Global growth
2020 economic prospects
AFTER its weakest performance since the global financial crisis, the world economy is poised for a modest rebound this year– if everything goes just right.
Hanging over this lethargic recovery are two other trends that raise questions about the course of economic growth: the unprecedented runup in debt worldwide, and the prolonged deceleration of productivity growth, which needs to pick up to bolster standards of living and poverty eradication.
Global growth is set to rise by 2.5 per cent this year, a small uptick from 2.4 per cent in 2019, as trade and investment gradually recover, the World Bank’s semi-annual Global Economic Prospects forecasts. Advanced economies are expected to slow as a group to 1.4 per cent from 1.6 per cent, mainly reflecting lingering weakness in manufacturing.
Emerging market and developing economies will see growth accelerate to 4.1 per cent from 3.5 per cent last year.
However, the pickup is anticipated to come largely from a small number of large emerging economies shaking off economic doldrums or stabilising after recession or turbulence.
For many other economies, growth is on track to decelerate as exports and investment remain weak.

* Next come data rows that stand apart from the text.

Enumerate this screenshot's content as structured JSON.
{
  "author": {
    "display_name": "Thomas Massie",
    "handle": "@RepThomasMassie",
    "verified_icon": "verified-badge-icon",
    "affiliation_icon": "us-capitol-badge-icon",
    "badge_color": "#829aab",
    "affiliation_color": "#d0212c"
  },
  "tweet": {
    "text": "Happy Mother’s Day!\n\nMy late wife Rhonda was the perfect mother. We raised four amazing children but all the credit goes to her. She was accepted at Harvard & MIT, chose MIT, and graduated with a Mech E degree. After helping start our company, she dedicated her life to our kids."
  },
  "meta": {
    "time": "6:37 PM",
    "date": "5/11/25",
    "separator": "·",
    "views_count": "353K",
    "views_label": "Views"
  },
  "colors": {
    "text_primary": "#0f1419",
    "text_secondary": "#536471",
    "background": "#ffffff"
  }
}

A worrying aspect of the sluggish growth trend is that even if the recovery in emerging and developing economy growth takes place as expected, per capita growth will remain below long-term averages and will advance at a pace too slow to meet poverty eradication goals. Income growth would in fact be slowest in Sub-Saharan Africa — the region where 56 per cent of the world's poor live.
Per capita income growth lags behind longterm averages.
And even this modest rally could be disrupted by any number of threats. Trade disputes could reescalate.
A sharper-than-expected growth slowdown in major economies such as China, the United States, or the Euro Area would similarly reverberate widely.
A resurgence of financial stress in large emerging markets, as was experienced in Argentina and Turkey in 2018, an escalation of geopolitical tensions, or a series of extreme weather events could all have adverse effects on economic activity around the world.
One feature overshadowing the outlook is the largest, fastest, and most broad-based wave of debt accumulation among emerging and developing economies in the last 50 years.